Project

General

Profile

Bug #27384

Update instructions on how to replace disk in encrypted pool

Added by Dru Lavigne almost 3 years ago. Updated almost 2 years ago.

Status:
Done
Priority:
Important
Assignee:
Aaron St. John
Category:
Documentation
Target version:
Seen in:
Severity:
Low
Reason for Closing:
Reason for Blocked:
Needs QA:
No
Needs Doc:
No
Needs Merging:
No
Needs Automation:
No
Support Suite Ticket:
n/a
Hardware Configuration:

SUPERMICRO X10DRI-T
Dual Intel Xeon E5-2620v4, 8-core/16-thread @2.1GHz
128GB DDR4 ECC RAM
12 * HGST 6TB SATA
LSI 9300-8i SAS-3 HBA (IT Mode)
FreeNAS 11.0-U4 installed on dual SATA-DOM 32GB. (ZFS Mirror)

ChangeLog Required:
No

Description

Summary:
Unclear if it's safe to proceed with replacing faulted disk in an encrypted pool.

Steps to Reproduce:
I have a disk that shows read errors and has been marked as FAULTED in the zpool.

The documentation on [u][url=http://doc.freenas.org/11/storage.html#replacing-an-encrypted-drive]8.1.10.1. Replacing an Encrypted Drive[/url][/u] explicitly states:
[QUOTE]First, make sure that a passphrase has been set using the instructions in Encryption before attempting to replace the failed drive. Then, follow the steps 1 and 2 as described above.[/QUOTE]

The volume does not have a passphrase set, since I want it to be available automatically after a system restart.

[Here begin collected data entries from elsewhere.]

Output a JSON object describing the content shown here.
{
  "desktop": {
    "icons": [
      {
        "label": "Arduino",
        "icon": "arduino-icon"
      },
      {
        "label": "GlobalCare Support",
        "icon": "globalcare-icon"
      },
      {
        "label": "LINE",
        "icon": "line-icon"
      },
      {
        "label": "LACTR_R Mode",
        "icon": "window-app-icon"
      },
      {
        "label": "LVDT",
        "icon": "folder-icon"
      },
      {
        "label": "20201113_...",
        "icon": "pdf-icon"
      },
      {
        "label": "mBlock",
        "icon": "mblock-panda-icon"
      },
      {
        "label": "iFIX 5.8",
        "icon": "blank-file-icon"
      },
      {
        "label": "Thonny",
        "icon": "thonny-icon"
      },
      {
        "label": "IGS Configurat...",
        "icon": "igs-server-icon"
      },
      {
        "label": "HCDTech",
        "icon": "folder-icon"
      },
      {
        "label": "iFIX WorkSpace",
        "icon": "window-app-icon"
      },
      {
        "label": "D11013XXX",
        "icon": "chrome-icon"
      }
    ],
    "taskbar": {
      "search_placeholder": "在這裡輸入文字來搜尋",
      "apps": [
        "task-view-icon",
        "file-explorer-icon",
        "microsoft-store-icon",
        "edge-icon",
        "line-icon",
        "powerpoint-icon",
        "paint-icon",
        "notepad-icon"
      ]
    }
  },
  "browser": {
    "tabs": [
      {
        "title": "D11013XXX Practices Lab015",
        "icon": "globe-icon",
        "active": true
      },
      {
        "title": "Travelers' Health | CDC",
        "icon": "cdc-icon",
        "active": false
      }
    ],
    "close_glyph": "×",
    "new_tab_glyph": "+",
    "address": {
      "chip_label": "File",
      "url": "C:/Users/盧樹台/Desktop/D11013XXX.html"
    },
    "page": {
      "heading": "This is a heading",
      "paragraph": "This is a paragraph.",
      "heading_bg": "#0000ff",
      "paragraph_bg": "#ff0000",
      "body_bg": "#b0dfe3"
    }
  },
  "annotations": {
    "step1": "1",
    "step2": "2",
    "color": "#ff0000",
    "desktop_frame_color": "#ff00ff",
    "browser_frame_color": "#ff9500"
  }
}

When trying to set a passphrase for the volume I do get a middleware error:

Environment:

Software Version: FreeNAS-11.0-U4 (54848d13b)
Request Method: POST
Request URL: https://127.0.0.1:443/storage/volume/1/create_passphrase/

Traceback:
File "/usr/local/lib/python3.6/site-packages/django/core/handlers/exception.py" in inner
  39.             response = get_response(request)
File "/usr/local/lib/python3.6/site-packages/django/core/handlers/base.py" in _legacy_get_response
  249.             response = self._get_response(request)
File "/usr/local/lib/python3.6/site-packages/django/core/handlers/base.py" in _get_response
  178.             response = middleware_method(request, callback, callback_args, callback_kwargs)
File "./freenasUI/freeadmin/middleware.py" in process_view
  162.         return login_required(view_func)(request, *view_args, **view_kwargs)
File "/usr/local/lib/python3.6/site-packages/django/contrib/auth/decorators.py" in _wrapped_view
  23.                 return view_func(request, *args, **kwargs)
File "./freenasUI/storage/views.py" in volume_create_passphrase
  1116.             form.done(volume=volume)
File "./freenasUI/storage/forms.py" in done
  2458.         notifier().geli_passphrase(volume, passfile, rmrecovery=True)
File "./freenasUI/middleware/notifier.py" in geli_passphrase
  519.                 self.__geli_delkey(dev, GELI_RECOVERY_SLOT, force=True)
File "./freenasUI/middleware/notifier.py" in __geli_delkey
  494.             raise MiddlewareError("Unable to delete key %s on %s: %s" % (slot, dev, err))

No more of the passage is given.